Clovis et Clotilde : l’Amour franc

Pour une fois, je ne vais pas vous raconter de cochonneries, mais partager avec vous un savoir de très haute tenue sur Clovis et son épouse Clotilde. Nan, j’déconne. C’est une histoire édifiante comme on en fait peu, mais avec des noms trop rigolos, ça serait dommage de pas en profiter pour se moquer.

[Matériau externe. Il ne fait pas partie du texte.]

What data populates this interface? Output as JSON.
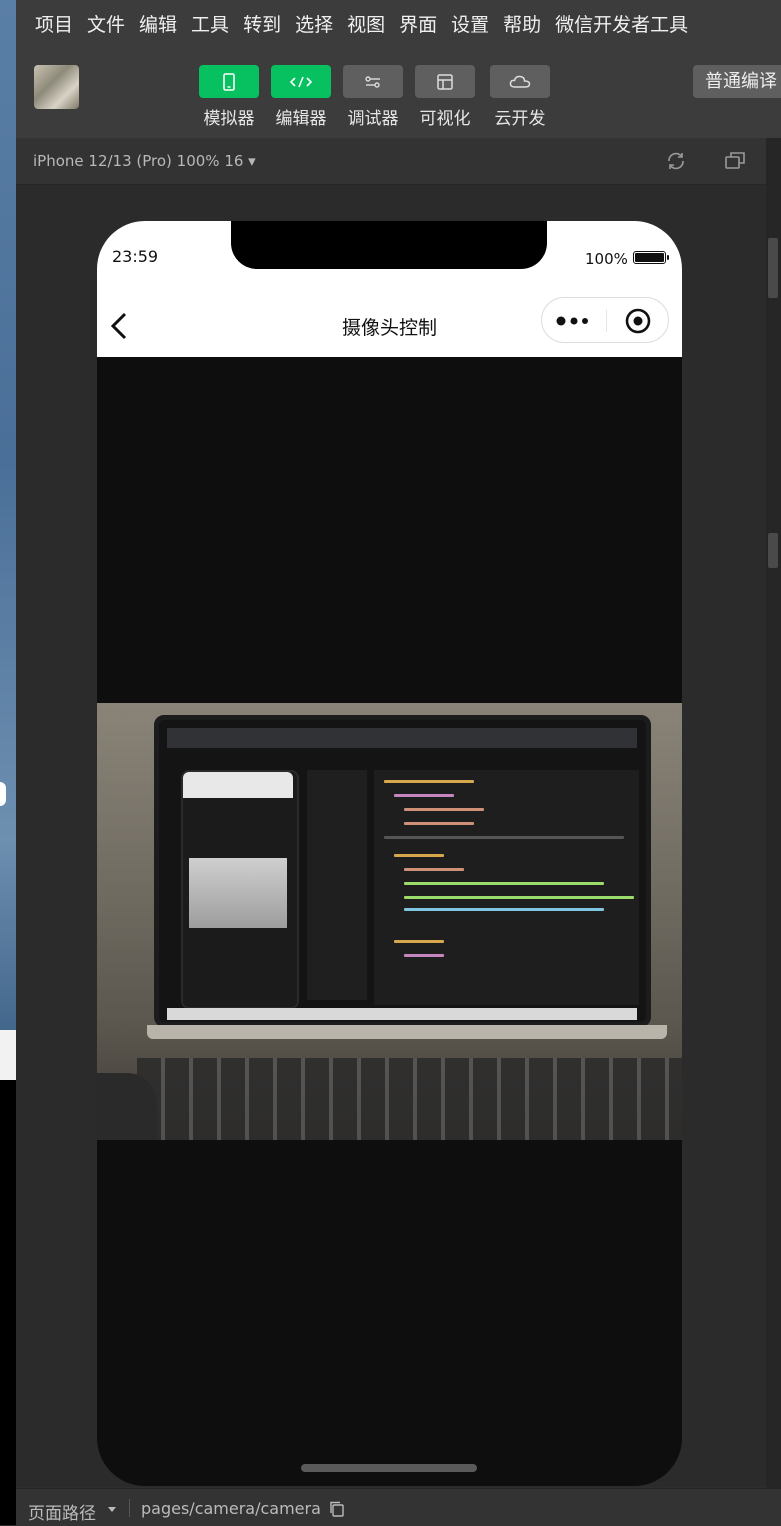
{
  "menu": {
    "items": [
      "项目",
      "文件",
      "编辑",
      "工具",
      "转到",
      "选择",
      "视图",
      "界面",
      "设置",
      "帮助",
      "微信开发者工具"
    ]
  },
  "toolbar": {
    "tools": [
      {
        "label": "模拟器",
        "icon": "phone-icon",
        "active": true
      },
      {
        "label": "编辑器",
        "icon": "code-icon",
        "active": true
      },
      {
        "label": "调试器",
        "icon": "debug-icon",
        "active": false
      },
      {
        "label": "可视化",
        "icon": "layout-icon",
        "active": false
      },
      {
        "label": "云开发",
        "icon": "cloud-icon",
        "active": false
      }
    ],
    "compile_label": "普通编译"
  },
  "simulator": {
    "device": "iPhone 12/13 (Pro) 100% 16 ▾"
  },
  "phone": {
    "time": "23:59",
    "battery_text": "100%",
    "battery_level": 1.0,
    "title": "摄像头控制"
  },
  "bottom": {
    "path_label": "页面路径",
    "path": "pages/camera/camera"
  },
  "colors": {
    "accent": "#07c160",
    "menubar": "#3c3c3c",
    "panel": "#2e2e2e"
  }
}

Clotilde est née en 475, c’est la fille du roi Burgonde Chilpéric. Selon la coutume germanique, celui-ci devait partager le pouvoir avec ses trois frères Gondebaud, Godomar et Godégisèle. Je vous laisse relire tranquillement et bien intégrer le nom du roi Burgonde Godegisèle. Voui, voui, on peut faire plein de blagues rigolotes avec. Cette espèce de saloperie de Gondebaud ne l’entend pas de cette oreille :
il est pas partageur et fait d’abord assassiner son frère Godomar. Puis, en 480, alors que Clotilde n’a que cinq ans, Gondebaud fait décapiter son père Chilpéric, jeter sa mère et ses frères dans le Rhône avec une pierre attachée autour du cou et il fait enfermer Chrone, la sœur de Clotilde, dans un couvent. Pourquoi il épargne Clotilde et la ramène à sa cour, personne ne le sait. Toujours est-il que la gamine a eu sacrément chaud aux fesses, mais elle s’en sort miraculeusement.

Clovis de forme

Clovis, de son côté, est marié à une certaine, accrochez-vous bien, Évochilde. Mais il la dégage vite fait bien fait. En effet, il veut neutraliser Gondebaud en épousant sa nièce Clotilde. Mais Gondebaud, pas fou, refuse. Qu’est-ce que vous voulez qu’il refile sa nièce à ce pedzouille de pouilleux de Franc,
hein ? Clovis envoie alors un émissaire, Aurélien, déguisé en mendiant, pour passer le message à Clotilde qu’il la kiffe. La gamine voit sans doute là l’occasion de se barrer de chez Gondebaud. Pas cons, Aurélien et Clotilde profitent de l’absence du roi pour faire croire qu’ils ont son accord et s’enfuient. Quand Gondebaud s’en aperçoit, il lance des gars à sa poursuite, mais comme qui dirait que la Clotilde, elle est sacrément motivée. Au lieu de voyager en charrette comme une dame du monde, hop ! elle saute sur un canasson et chevauche pendant cinq jours quasiment sans s’arrêter. Elle retrouve alors Clovis à Soissons, où ils se marient. Enfin, ils se marient à la mode de l’époque : ils concluent. Pas plus compliqué que ça, pas la peine de se faire chier à péter une pièce montée et des faire-part. Le lendemain, Clovis offre un cadeau à Clotilde, le Morgengabe, la preuve qu’elle était vierge, et voilà une affaire rondement menée. Trop romantique, quoi.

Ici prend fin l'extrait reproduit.